Oleh karena itu, Provinsi Kaltim mendapat kepercayaan dari Pemerintah Pusat sebagai Ibu Kota Nusantara (IKN). Sebab, kondusifitas yang terpelihara membawa masyarakat menciptakan sikap toleransi yang penuh kekeluargaan.
“Provinsi Kaltim miniaturnya Indonesia. Posisi wilayah yang di tengah-tengah, membuat Benua Etam ini sebagai pemersatu Indonesia. Kami sangat berterimakasih kepada Presiden Joko Widodo (Jokowi) telah menetapkan dan memilih Kaltim sebagai lokasi IKN. Insyaallah rakyat Kaltim terus berupaya mempertahankan kondusifitas daerah,” ungkap Gubernur Isran Noor belum lama ini.
Sebelumnya, Presiden Joko Widodo (Jokowi) mengatakan dipilihnya Kalimantan Timur sebagai calon ibu negara baru karena pemerintah sudah melakukan kajian intensif dan mendalam.
“Dan hasil kajian menyimpulkan lokasi ideal untuk ibu kota negara ada di sebagian Kabupaten Penajam Paser Utara dan sebagian di Kutai Kartanegara,” sebut Jokowi di depan puluhan wartawan cetak dan elektronik saat konferensi pers tentang pemindahan ibu kota negara di Istana Negara.
Jokowi pun menyebut setidaknya ada lima keunggulan yang dimiliki Kaltim. Pertama Kaltim merupakan daerah yang risiko bencananya paling minimal. Baik bencana banjir, gempa bumi, tsunami, kebakaran hutan, gunung berapi dan tanah longsor.
Keunggulan kedua, lokasi yang ditawarkan Kaltim sangat strategis berada di tengah-tengah Indonesia. Keunggulan ketiga, lokasi yang diusulkan berada di antara dua kota yang sudah berkembang lebih dulu, yakni Samarinda dan Balikpapan.
Kaltim juga dinilai memiliki infrastruktur yang relatif lengkap.

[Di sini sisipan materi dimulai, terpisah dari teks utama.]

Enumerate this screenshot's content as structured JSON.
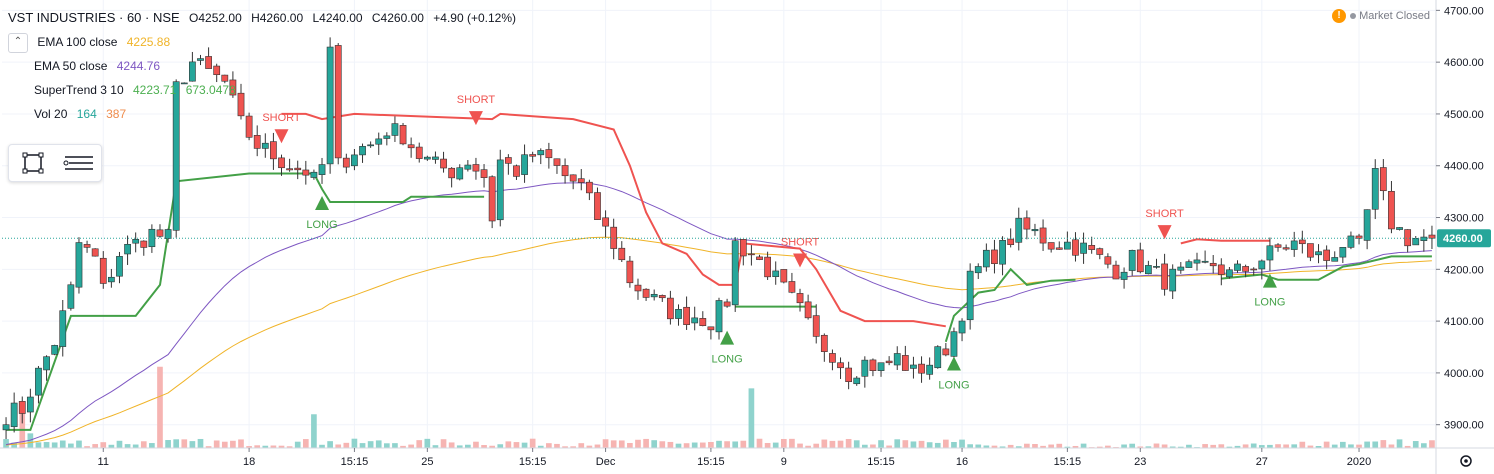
{
  "header": {
    "symbol_title": "VST INDUSTRIES · 60 · NSE",
    "open": "O4252.00",
    "high": "H4260.00",
    "low": "L4240.00",
    "close": "C4260.00",
    "change": "+4.90 (+0.12%)"
  },
  "indicators": [
    {
      "label": "EMA 100 close",
      "values": [
        "4225.88"
      ],
      "colors": [
        "#f0b429"
      ]
    },
    {
      "label": "EMA 50 close",
      "values": [
        "4244.76"
      ],
      "colors": [
        "#7e57c2"
      ]
    },
    {
      "label": "SuperTrend 3 10",
      "values": [
        "4223.71",
        "673.0478"
      ],
      "colors": [
        "#4caf50",
        "#4caf50"
      ]
    },
    {
      "label": "Vol 20",
      "values": [
        "164",
        "387"
      ],
      "colors": [
        "#26a69a",
        "#ef8c4c"
      ]
    }
  ],
  "status": {
    "market": "Market Closed",
    "warning_icon": "exclamation-icon"
  },
  "toolbar": {
    "icons": [
      "rectangle-tool-icon",
      "lines-tool-icon"
    ]
  },
  "colors": {
    "up": "#26a69a",
    "down": "#ef5350",
    "ema100": "#f0b429",
    "ema50": "#7e57c2",
    "st_up": "#43a047",
    "st_down": "#ef5350",
    "volume_up": "#8fd3cd",
    "volume_down": "#f6b4b2",
    "last_price": "#26a69a"
  },
  "chart_data": {
    "type": "candlestick",
    "y_range": [
      3855,
      4720
    ],
    "price_ticks": [
      3900,
      4000,
      4100,
      4200,
      4300,
      4400,
      4500,
      4600,
      4700
    ],
    "price_tick_labels": [
      "3900.00",
      "4000.00",
      "4100.00",
      "4200.00",
      "4300.00",
      "4400.00",
      "4500.00",
      "4600.00",
      "4700.00"
    ],
    "last_price": 4260.0,
    "last_price_label": "4260.00",
    "x_ticks": [
      {
        "label": "11",
        "bar": 12
      },
      {
        "label": "18",
        "bar": 30
      },
      {
        "label": "15:15",
        "bar": 43
      },
      {
        "label": "25",
        "bar": 52
      },
      {
        "label": "15:15",
        "bar": 65
      },
      {
        "label": "Dec",
        "bar": 74
      },
      {
        "label": "15:15",
        "bar": 87
      },
      {
        "label": "9",
        "bar": 96
      },
      {
        "label": "15:15",
        "bar": 108
      },
      {
        "label": "16",
        "bar": 118
      },
      {
        "label": "15:15",
        "bar": 131
      },
      {
        "label": "23",
        "bar": 140
      },
      {
        "label": "27",
        "bar": 155
      },
      {
        "label": "2020",
        "bar": 167
      }
    ],
    "anchors": [
      [
        0,
        3920
      ],
      [
        2,
        3930
      ],
      [
        4,
        4000
      ],
      [
        6,
        4060
      ],
      [
        8,
        4160
      ],
      [
        9,
        4250
      ],
      [
        11,
        4220
      ],
      [
        12,
        4160
      ],
      [
        14,
        4230
      ],
      [
        16,
        4250
      ],
      [
        18,
        4270
      ],
      [
        20,
        4260
      ],
      [
        21,
        4550
      ],
      [
        23,
        4600
      ],
      [
        25,
        4580
      ],
      [
        27,
        4560
      ],
      [
        29,
        4480
      ],
      [
        31,
        4440
      ],
      [
        33,
        4420
      ],
      [
        35,
        4400
      ],
      [
        37,
        4390
      ],
      [
        38,
        4370
      ],
      [
        39,
        4400
      ],
      [
        40,
        4620
      ],
      [
        41,
        4400
      ],
      [
        43,
        4430
      ],
      [
        45,
        4440
      ],
      [
        47,
        4470
      ],
      [
        49,
        4460
      ],
      [
        51,
        4420
      ],
      [
        53,
        4400
      ],
      [
        55,
        4390
      ],
      [
        57,
        4410
      ],
      [
        59,
        4380
      ],
      [
        60,
        4300
      ],
      [
        61,
        4410
      ],
      [
        63,
        4390
      ],
      [
        65,
        4420
      ],
      [
        67,
        4410
      ],
      [
        69,
        4380
      ],
      [
        71,
        4360
      ],
      [
        73,
        4300
      ],
      [
        75,
        4250
      ],
      [
        77,
        4180
      ],
      [
        79,
        4150
      ],
      [
        81,
        4130
      ],
      [
        83,
        4110
      ],
      [
        85,
        4110
      ],
      [
        87,
        4100
      ],
      [
        89,
        4140
      ],
      [
        90,
        4250
      ],
      [
        92,
        4230
      ],
      [
        94,
        4200
      ],
      [
        96,
        4160
      ],
      [
        98,
        4120
      ],
      [
        100,
        4060
      ],
      [
        102,
        4040
      ],
      [
        104,
        4000
      ],
      [
        106,
        4020
      ],
      [
        108,
        4010
      ],
      [
        110,
        4030
      ],
      [
        112,
        4000
      ],
      [
        114,
        4020
      ],
      [
        116,
        4050
      ],
      [
        117,
        4080
      ],
      [
        118,
        4120
      ],
      [
        119,
        4180
      ],
      [
        121,
        4220
      ],
      [
        123,
        4240
      ],
      [
        125,
        4280
      ],
      [
        127,
        4270
      ],
      [
        129,
        4250
      ],
      [
        131,
        4250
      ],
      [
        133,
        4240
      ],
      [
        135,
        4220
      ],
      [
        137,
        4200
      ],
      [
        139,
        4220
      ],
      [
        141,
        4200
      ],
      [
        143,
        4180
      ],
      [
        145,
        4190
      ],
      [
        147,
        4200
      ],
      [
        149,
        4210
      ],
      [
        151,
        4190
      ],
      [
        153,
        4200
      ],
      [
        155,
        4220
      ],
      [
        157,
        4240
      ],
      [
        159,
        4250
      ],
      [
        161,
        4230
      ],
      [
        163,
        4220
      ],
      [
        165,
        4250
      ],
      [
        167,
        4240
      ],
      [
        169,
        4380
      ],
      [
        171,
        4290
      ],
      [
        173,
        4260
      ],
      [
        175,
        4260
      ],
      [
        176,
        4260
      ]
    ],
    "volume_spikes": [
      [
        2,
        3
      ],
      [
        3,
        1
      ],
      [
        19,
        7
      ],
      [
        38,
        3
      ],
      [
        92,
        5
      ]
    ],
    "supertrend_up": [
      [
        0,
        3890
      ],
      [
        3,
        3890
      ],
      [
        8,
        4110
      ],
      [
        16,
        4110
      ],
      [
        19,
        4170
      ],
      [
        21,
        4370
      ],
      [
        30,
        4385
      ],
      [
        38,
        4385
      ],
      [
        39,
        4355
      ],
      [
        40,
        4330
      ],
      [
        49,
        4330
      ],
      [
        50,
        4340
      ],
      [
        59,
        4340
      ],
      [
        90,
        4128
      ],
      [
        100,
        4128
      ],
      [
        116,
        4060
      ],
      [
        117,
        4110
      ],
      [
        120,
        4155
      ],
      [
        122,
        4160
      ],
      [
        124,
        4200
      ],
      [
        126,
        4170
      ],
      [
        129,
        4178
      ],
      [
        132,
        4180
      ],
      [
        150,
        4182
      ],
      [
        155,
        4190
      ],
      [
        157,
        4180
      ],
      [
        162,
        4180
      ],
      [
        165,
        4205
      ],
      [
        167,
        4210
      ],
      [
        171,
        4225
      ],
      [
        176,
        4225
      ]
    ],
    "supertrend_down": [
      [
        34,
        4500
      ],
      [
        37,
        4500
      ],
      [
        39,
        4490
      ],
      [
        43,
        4500
      ],
      [
        60,
        4490
      ],
      [
        61,
        4500
      ],
      [
        70,
        4490
      ],
      [
        75,
        4470
      ],
      [
        77,
        4400
      ],
      [
        79,
        4310
      ],
      [
        81,
        4250
      ],
      [
        84,
        4230
      ],
      [
        86,
        4190
      ],
      [
        88,
        4170
      ],
      [
        90,
        4170
      ],
      [
        91,
        4250
      ],
      [
        98,
        4240
      ],
      [
        100,
        4200
      ],
      [
        103,
        4120
      ],
      [
        106,
        4100
      ],
      [
        112,
        4100
      ],
      [
        116,
        4090
      ],
      [
        145,
        4250
      ],
      [
        147,
        4258
      ],
      [
        150,
        4255
      ],
      [
        156,
        4255
      ]
    ],
    "signals": [
      {
        "label": "SHORT",
        "bar": 34,
        "price": 4455,
        "dir": "short"
      },
      {
        "label": "LONG",
        "bar": 39,
        "price": 4330,
        "dir": "long"
      },
      {
        "label": "SHORT",
        "bar": 58,
        "price": 4490,
        "dir": "short"
      },
      {
        "label": "LONG",
        "bar": 89,
        "price": 4070,
        "dir": "long"
      },
      {
        "label": "SHORT",
        "bar": 98,
        "price": 4215,
        "dir": "short"
      },
      {
        "label": "LONG",
        "bar": 117,
        "price": 4020,
        "dir": "long"
      },
      {
        "label": "SHORT",
        "bar": 143,
        "price": 4270,
        "dir": "short"
      },
      {
        "label": "LONG",
        "bar": 156,
        "price": 4180,
        "dir": "long"
      }
    ]
  }
}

Ini menjadi keunggulan keempat yang dimiliki Kaltim.
“Dan keunggulan yang kelima, telah tersedia lahan yang dikuasai pemerintah, karena lahan yang ditawarkan adalah lahan milik negara seluas 180 ribu hektar,” ulas Jokowi meyakinkan.
Menurut Jokowi, pemindahan ibu kota negara adalah upaya untuk mengurangi kesenjangan pembangunan antara pulau Jawa dan luar pulau Jawa. Sebab meski sejak beberapa tahun lalu diterapkan otonomi daerah, toh kesenjangan itu masih cukup tinggi.